The story starts out like a modern Idiocracy. The first five minutes is a dissertation on how we have all started living through our phones. In this backdrop we’re introduced to Phil (Devine), who went to college to be a journalist, but now writes internet “lists” for a Buzzfeed site run by the worst acting version of Peña ever witnessed. I had no idea Michael Peña could be unfunny.
He loses his phone in a meet cute with Shipp. He then finds a new phone that immediately starts acting like Siri / Alexa / Cortana on a bender. The app gradually improves his life until he feels less of a need for it. Then the phone gets jealous.
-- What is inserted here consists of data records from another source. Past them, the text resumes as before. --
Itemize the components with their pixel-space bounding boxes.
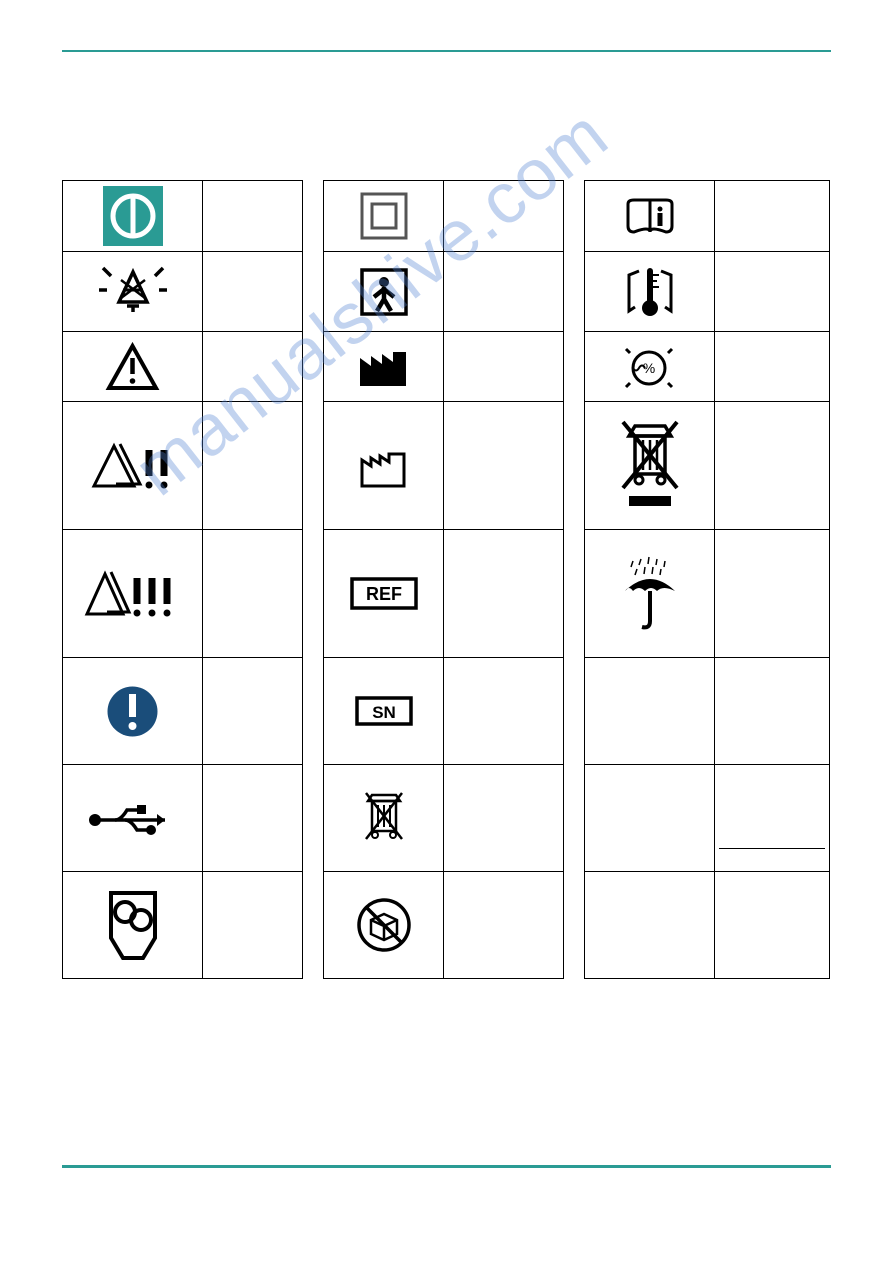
desc-3-7 [715,765,830,872]
low-priority-icon [63,402,203,530]
desc-1-6 [203,658,303,765]
power-teal-icon [63,181,203,252]
desc-2-8 [444,872,564,979]
weee-small-icon [324,765,444,872]
alarm-silence-icon [63,252,203,332]
desc-3-6 [715,658,830,765]
desc-2-4 [444,402,564,530]
weee-icon [585,402,715,530]
keep-dry-icon [585,530,715,658]
desc-2-1 [444,181,564,252]
empty-3-7 [585,765,715,872]
type-bf-icon [324,252,444,332]
temp-limit-icon [585,252,715,332]
svg-text:REF: REF [366,584,402,604]
no-package-damaged-icon [324,872,444,979]
table-col-1 [62,180,303,979]
desc-1-8 [203,872,303,979]
svg-text:SN: SN [372,703,396,722]
desc-2-3 [444,332,564,402]
empty-3-6 [585,658,715,765]
desc-3-3 [715,332,830,402]
desc-2-7 [444,765,564,872]
table-col-3: % [584,180,830,979]
desc-1-5 [203,530,303,658]
caution-triangle-icon [63,332,203,402]
desc-1-1 [203,181,303,252]
mfg-date-icon [324,402,444,530]
desc-1-4 [203,402,303,530]
empty-3-8 [585,872,715,979]
manufacturer-icon [324,332,444,402]
sn-icon: SN [324,658,444,765]
desc-2-2 [444,252,564,332]
table-col-2: REF SN [323,180,564,979]
desc-1-2 [203,252,303,332]
desc-1-7 [203,765,303,872]
desc-3-5 [715,530,830,658]
humidity-limit-icon: % [585,332,715,402]
desc-3-8 [715,872,830,979]
footer-rule [62,1165,831,1168]
header-rule [62,50,831,52]
desc-1-3 [203,332,303,402]
desc-2-6 [444,658,564,765]
desc-3-2 [715,252,830,332]
desc-2-5 [444,530,564,658]
class-ii-icon [324,181,444,252]
symbol-tables: REF SN % [62,180,830,979]
consult-ifu-icon [585,181,715,252]
ref-icon: REF [324,530,444,658]
mandatory-action-icon [63,658,203,765]
usb-icon [63,765,203,872]
desc-3-1 [715,181,830,252]
high-priority-icon [63,530,203,658]
desc-3-4 [715,402,830,530]
defibrillation-icon [63,872,203,979]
There is a disconnected feel to the entire movie. At times it’s like the creators are making two different movies that occasionally cross paths. This feeling is owed to the kind of butchery we see when movies are screen tested beyond recognition.
So many times we get the sense the film is going somewhere. Then it’s interrupted, shifts course and slowly heads in another direction. As soon as it gains steam, it grinds to a halt once more.
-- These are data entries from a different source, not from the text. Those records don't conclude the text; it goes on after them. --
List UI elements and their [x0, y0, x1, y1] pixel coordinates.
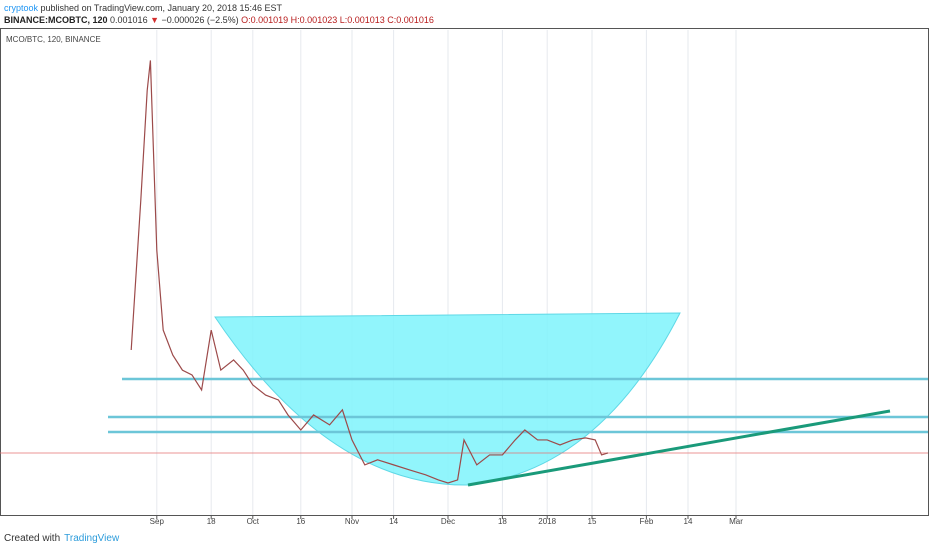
x-tick-label: 18 [207, 517, 216, 526]
x-tick-label: 14 [389, 517, 398, 526]
open: O:0.001019 [241, 15, 289, 25]
down-arrow: ▼ [150, 15, 160, 25]
x-tick-label: 16 [296, 517, 305, 526]
low: L:0.001013 [339, 15, 385, 25]
series-label: MCO/BTC, 120, BINANCE [6, 35, 101, 44]
high: H:0.001023 [290, 15, 338, 25]
close: C:0.001016 [387, 15, 434, 25]
symbol: BINANCE:MCOBTC, 120 [4, 15, 108, 25]
trend-line [467, 409, 891, 487]
created-with: Created with [4, 533, 61, 544]
x-tick-label: Nov [345, 517, 359, 526]
author[interactable]: cryptook [4, 3, 39, 13]
x-tick-label: 2018 [538, 517, 556, 526]
plot [130, 60, 609, 484]
header: cryptook published on TradingView.com, J… [4, 2, 434, 26]
last: 0.001016 [110, 15, 148, 25]
x-axis: Sep 18 Oct 16 Nov 14 Dec 18 2018 15 Feb 14 Mar [150, 515, 743, 526]
x-tick-label: 15 [588, 517, 597, 526]
plot-frame [0, 28, 929, 516]
footer: Created with TradingView [4, 533, 119, 544]
x-tick-label: Feb [640, 517, 654, 526]
published: published on TradingView.com, January 20… [40, 3, 283, 13]
x-tick-label: Sep [150, 517, 165, 526]
change: −0.000026 (−2.5%) [161, 15, 239, 25]
price-line-series [130, 60, 609, 484]
x-tick-label: Oct [247, 517, 260, 526]
x-tick-label: 14 [684, 517, 693, 526]
chart: MCO/BTC, 120, BINANCE Sep 18 Oct 16 Nov 14 Dec… [0, 28, 929, 526]
x-tick-label: Mar [729, 517, 743, 526]
brand[interactable]: TradingView [64, 533, 120, 544]
x-tick-label: Dec [441, 517, 455, 526]
x-tick-label: 18 [498, 517, 507, 526]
Todd Phillips recently commented that the reason he got out of comedy is the restrictions by woke culture make funny almost impossible without being offensive to someone. There is nothing offensive here. It might have been somewhere in the script, but was almost certainly weeded out by a culture that overrides directors without the ability to give it the double middle finger. Moore and Lucas are not credentialed enough to make the film they want to make. Instead we get the film the studio determined would not irritate any viewers.
This means, ultimately, the double middle finger is for those looking for a consistent, funny film.
This is too bad. They almost had something here. Good thing no one can be offended, though.